Of the choices already mentioned, I would second Seventh Son, Hitchhiker's Guide, and the Dark Tower series (which are also advantageous because if you like them, you've got more books to read!)
Louis L'Amour is kind of the Daniel Steele of the Western Novel. ;) Although he's also the king of the western, so is worth trying on for size.
I also rather liked Piers Anthony's "Phase" series - more serious than his Xanth novels, with some interesting scenarios. (I think the first one is Blue Adept.) A nice mixture of sci-fi and light fantasy.

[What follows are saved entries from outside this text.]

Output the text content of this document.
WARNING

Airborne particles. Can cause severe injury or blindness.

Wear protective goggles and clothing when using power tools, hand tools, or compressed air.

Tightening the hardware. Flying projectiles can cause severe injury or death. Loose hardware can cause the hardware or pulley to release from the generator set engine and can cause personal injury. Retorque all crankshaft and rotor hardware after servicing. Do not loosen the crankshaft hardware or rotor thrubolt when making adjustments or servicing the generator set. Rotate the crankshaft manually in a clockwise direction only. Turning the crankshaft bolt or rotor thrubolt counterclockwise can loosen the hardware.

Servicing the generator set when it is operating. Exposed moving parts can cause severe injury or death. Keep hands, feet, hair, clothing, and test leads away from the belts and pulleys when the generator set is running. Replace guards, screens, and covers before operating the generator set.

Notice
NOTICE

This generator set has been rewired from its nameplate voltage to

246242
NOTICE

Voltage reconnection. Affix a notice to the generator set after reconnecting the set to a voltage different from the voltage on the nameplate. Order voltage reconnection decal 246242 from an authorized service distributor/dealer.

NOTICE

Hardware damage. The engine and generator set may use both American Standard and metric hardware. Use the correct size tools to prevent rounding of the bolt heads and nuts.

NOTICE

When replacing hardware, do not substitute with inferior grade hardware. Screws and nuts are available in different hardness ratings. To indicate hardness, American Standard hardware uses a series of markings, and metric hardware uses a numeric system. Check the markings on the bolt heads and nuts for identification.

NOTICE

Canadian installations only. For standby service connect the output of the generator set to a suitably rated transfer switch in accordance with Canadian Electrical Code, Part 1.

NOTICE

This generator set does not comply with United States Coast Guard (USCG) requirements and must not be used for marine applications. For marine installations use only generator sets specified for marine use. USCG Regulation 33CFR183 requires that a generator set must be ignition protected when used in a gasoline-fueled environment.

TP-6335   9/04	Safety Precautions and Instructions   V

I'm also quite fond of Gregary McGuire - Wicked and True Confessions of an Ugly Stepsister - which are retellings of the Wizard of Oz and Cinderella, respectively.
I could keep going. I'd better stop. Happy hunting! :D
papayahed
01-31-2005, 10:54 PM
Thanks for the recommendations. i've already started the Dark tower series, unfortunatly I can't remember where I left off (it was quite a while ago) and I remember liking hitchhikers...
Tomorrow I'm going to the bookstore armed with a few suggestions and I'll see what strikes me.
GreenDog
02-01-2005, 06:33 AM
The Headless Horseman- by Thomas Mayne Reid.
It is an adventure, there is also a mystery, and VERY easy raeding.
Something more serious by the same author- The Quadroon (probably his best novel)
papayahed
02-03-2005, 12:16 AM
So I went to the library with a list of authors that your guys have recommended (and thank you by the way) most of which they didn't have or was already checked out. I ended up with State of Fear by Micheal Crichton.